Olly thought for a minute. “They couldn’t have followed me, I don’t think. Maybe through my phone number. Do they know that?”

“I’ve not told anyone, but they can probably find it. Shit! Lexi has a very wide network of contacts – she knows your name and where you work. Getting your number won’t be hard for her.”

Olly cursed at the other end of the line. “I should have thought of that! I’ll hang up and buy a burner phone. I’ll text you the number – ”

He hung up before he’d finished speaking. I stared out the windscreen, barely registering the road ahead.

I was responsible for Olly’s safety, having got him into this mess.

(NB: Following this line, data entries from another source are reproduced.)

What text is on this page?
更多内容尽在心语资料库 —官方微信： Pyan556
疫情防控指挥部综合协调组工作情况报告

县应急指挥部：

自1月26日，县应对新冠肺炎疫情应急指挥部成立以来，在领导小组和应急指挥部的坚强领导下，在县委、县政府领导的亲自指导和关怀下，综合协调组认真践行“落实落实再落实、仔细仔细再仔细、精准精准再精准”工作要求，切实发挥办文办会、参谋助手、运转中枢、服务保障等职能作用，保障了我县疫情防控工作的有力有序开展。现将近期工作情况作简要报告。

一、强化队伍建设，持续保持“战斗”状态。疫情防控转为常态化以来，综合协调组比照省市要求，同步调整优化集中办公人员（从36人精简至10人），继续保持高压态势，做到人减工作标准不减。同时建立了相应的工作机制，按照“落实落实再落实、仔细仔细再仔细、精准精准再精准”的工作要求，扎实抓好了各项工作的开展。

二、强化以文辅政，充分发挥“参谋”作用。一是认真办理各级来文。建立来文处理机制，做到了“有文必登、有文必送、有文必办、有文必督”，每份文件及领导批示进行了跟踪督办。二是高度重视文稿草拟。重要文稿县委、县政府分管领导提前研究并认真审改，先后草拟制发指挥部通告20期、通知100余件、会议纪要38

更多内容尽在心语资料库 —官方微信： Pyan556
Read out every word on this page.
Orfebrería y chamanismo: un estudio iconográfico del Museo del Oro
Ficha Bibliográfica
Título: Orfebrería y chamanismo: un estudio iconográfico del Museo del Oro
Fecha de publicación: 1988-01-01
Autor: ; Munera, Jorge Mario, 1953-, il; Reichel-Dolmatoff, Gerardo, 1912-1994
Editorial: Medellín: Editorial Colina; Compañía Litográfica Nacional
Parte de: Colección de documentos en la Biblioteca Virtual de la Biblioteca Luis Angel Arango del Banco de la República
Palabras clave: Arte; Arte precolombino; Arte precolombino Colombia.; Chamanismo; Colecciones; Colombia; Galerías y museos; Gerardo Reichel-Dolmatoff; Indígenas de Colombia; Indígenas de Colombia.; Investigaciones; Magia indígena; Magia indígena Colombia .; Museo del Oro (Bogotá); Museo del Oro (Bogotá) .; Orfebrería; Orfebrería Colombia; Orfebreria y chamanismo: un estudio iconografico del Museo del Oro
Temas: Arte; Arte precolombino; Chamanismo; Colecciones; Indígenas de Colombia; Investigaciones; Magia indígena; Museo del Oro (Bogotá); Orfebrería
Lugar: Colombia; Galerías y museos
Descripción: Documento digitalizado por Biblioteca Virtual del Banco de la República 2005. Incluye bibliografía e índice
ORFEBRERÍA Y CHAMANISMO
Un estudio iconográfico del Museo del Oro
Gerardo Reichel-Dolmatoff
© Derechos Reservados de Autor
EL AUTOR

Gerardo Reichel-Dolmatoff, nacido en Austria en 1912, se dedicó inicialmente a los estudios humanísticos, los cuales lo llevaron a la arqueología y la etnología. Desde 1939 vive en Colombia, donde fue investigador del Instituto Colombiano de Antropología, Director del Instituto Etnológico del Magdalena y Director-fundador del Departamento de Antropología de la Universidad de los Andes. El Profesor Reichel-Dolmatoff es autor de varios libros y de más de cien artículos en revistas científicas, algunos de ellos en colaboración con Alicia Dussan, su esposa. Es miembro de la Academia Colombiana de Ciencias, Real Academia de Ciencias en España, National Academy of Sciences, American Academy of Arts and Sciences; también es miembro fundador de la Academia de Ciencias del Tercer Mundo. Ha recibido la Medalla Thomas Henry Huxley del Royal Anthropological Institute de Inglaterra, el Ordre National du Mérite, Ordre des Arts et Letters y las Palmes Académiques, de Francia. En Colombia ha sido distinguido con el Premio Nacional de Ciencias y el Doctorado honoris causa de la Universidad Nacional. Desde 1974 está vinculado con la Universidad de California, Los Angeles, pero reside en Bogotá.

If I hadn’t driven him to the water tower, I’d have known nothing about it, and he’d be oblivious to the issue. But, I consoled myself, if I hadn’t helped Olly, I’d have no chance to save the Blackpool Hospital.

That gave me the kick up the arse I needed.

I was Saint Peter – my version, not my brother’s. I had the resources to make a difference and I’d do it for Olly and the patients at the hospital.

Firstly, I needed details of Lexi and Cassandra’s plan. Maybe then I could undo the disaster I’d created.

Frankly, nothing could be worse than it was right now. I was complicit in the large-scale cyberattack on the very heart of a British institution. I’d unleased a vendetta-driven criminal on Olly, and Cassandra could betray me at any time.

Now was my time to fight back. I needed to know more about the hospital attack and find a way to stop it. But mostly, I need an ally. Someone to stand beside me, who wouldn’t betray me.

There was only one person I could call. And this time, I’d tell him the truth straight away, beg his forgiveness for lying to him, and ask for his help to stop Cassandra’s most despicable scam yet.

I called Odell’s number again.

It rang out.

I looked at my watch. Nearly 10 AM – Odell should be awake by now. Hell, he’d probably be in the office. I tried the main office line, but they’d not heard from him.

I was helpless and hopeless. I balled one hand up in my hair and squeezed so tight it hurt, then floored the accelerator and headed home.